Osteoporosis is often called a pediatric disease with geriatric consequences. This is because the foundation for the disease begins in childhood, but its symptoms are not felt until later in life. Forming the right habits early in life can help avoid complications from osteoporosis later in life.
Diet and exercise are important
Eating a healthy diet with plenty of calcium can help keep bones strong. Regular exercise and making sure you get enough Vitamin D also may help prevent or delay osteoporosis. In addition, avoid smoking and excessive alcohol consumption as these have been identified as risk factors for osteoporosis.
Dr. Allyson Mayeux, an internal medicine physician at Marshfield Clinic, said regular screenings for osteoporosis are important.
“Screenings should be a regular part of our approach to patients just like using a mammogram when it’s called for or screening our patients for alcohol and tobacco use,” Mayeux said. “It’s important to identify issues as early as we can.”
Most screenings start at age 65 for women and 70 for men without certain risk factors such as smoking, diabetes or family history of osteoporosis or hip fracture.
Symptoms and risk factors
To determine if you have osteoporosis, your provider may order a bone density test. This will show whether or not you have lost bone mass.
Mayeux said symptoms of osteoporosis can include loss of height, back pain, a bent over posture and fractures. However, most forms of osteoporosis have no symptoms at all. Women are much more likely than men to develop osteoporosis. In addition, as women age, their risk for osteoporosis increases. A family history of osteoporosis or of a fragility fracture, such as a hip fracture, also puts you at greater risk for developing the disease.

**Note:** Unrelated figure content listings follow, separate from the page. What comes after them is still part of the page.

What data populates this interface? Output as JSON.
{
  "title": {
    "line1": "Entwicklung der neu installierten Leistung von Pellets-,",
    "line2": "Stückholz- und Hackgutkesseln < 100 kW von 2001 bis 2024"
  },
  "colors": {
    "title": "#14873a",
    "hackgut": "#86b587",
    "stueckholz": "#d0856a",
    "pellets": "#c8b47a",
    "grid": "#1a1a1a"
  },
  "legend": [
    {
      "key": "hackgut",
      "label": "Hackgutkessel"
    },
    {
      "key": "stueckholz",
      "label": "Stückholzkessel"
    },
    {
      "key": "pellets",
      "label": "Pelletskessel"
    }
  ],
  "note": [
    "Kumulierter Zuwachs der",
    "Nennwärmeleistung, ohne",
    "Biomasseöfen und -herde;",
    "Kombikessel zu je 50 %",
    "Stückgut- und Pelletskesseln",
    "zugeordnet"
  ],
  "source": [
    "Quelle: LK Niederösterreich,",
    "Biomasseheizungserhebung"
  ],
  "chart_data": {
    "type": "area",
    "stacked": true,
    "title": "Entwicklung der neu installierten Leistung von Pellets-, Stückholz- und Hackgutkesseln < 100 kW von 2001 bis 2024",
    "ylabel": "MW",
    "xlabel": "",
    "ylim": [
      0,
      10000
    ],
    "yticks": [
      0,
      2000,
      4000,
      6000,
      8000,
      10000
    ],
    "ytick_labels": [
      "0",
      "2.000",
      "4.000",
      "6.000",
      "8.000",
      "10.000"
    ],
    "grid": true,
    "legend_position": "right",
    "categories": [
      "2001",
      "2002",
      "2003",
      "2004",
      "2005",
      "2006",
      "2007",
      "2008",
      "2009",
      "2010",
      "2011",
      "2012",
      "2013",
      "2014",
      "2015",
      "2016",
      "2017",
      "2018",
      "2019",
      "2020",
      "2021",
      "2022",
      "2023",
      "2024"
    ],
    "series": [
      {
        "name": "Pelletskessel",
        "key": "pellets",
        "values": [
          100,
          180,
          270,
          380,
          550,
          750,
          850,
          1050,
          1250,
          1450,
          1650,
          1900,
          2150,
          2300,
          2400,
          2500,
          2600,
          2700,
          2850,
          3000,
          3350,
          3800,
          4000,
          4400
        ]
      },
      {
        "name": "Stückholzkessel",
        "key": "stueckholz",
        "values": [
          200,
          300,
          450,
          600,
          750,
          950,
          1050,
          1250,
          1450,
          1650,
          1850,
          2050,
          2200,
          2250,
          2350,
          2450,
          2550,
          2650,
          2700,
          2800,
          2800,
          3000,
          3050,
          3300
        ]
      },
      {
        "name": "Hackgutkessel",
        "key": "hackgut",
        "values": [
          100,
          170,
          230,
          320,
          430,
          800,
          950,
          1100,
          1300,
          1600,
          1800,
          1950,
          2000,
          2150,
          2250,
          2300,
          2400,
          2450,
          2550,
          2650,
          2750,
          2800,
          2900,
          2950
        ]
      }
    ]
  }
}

Treating osteoporosis and calculating your risk
Certain medications can help you manage your osteoporosis. Modifying your diet to include more calcium and appropriate Vitamin D, and doing weight-bearing exercises also can help.
Men and women over age 45 can calculate their risk of a bone fracture at American Bone Health’s website.
If you’re concerned about your bone health, talk with your care team.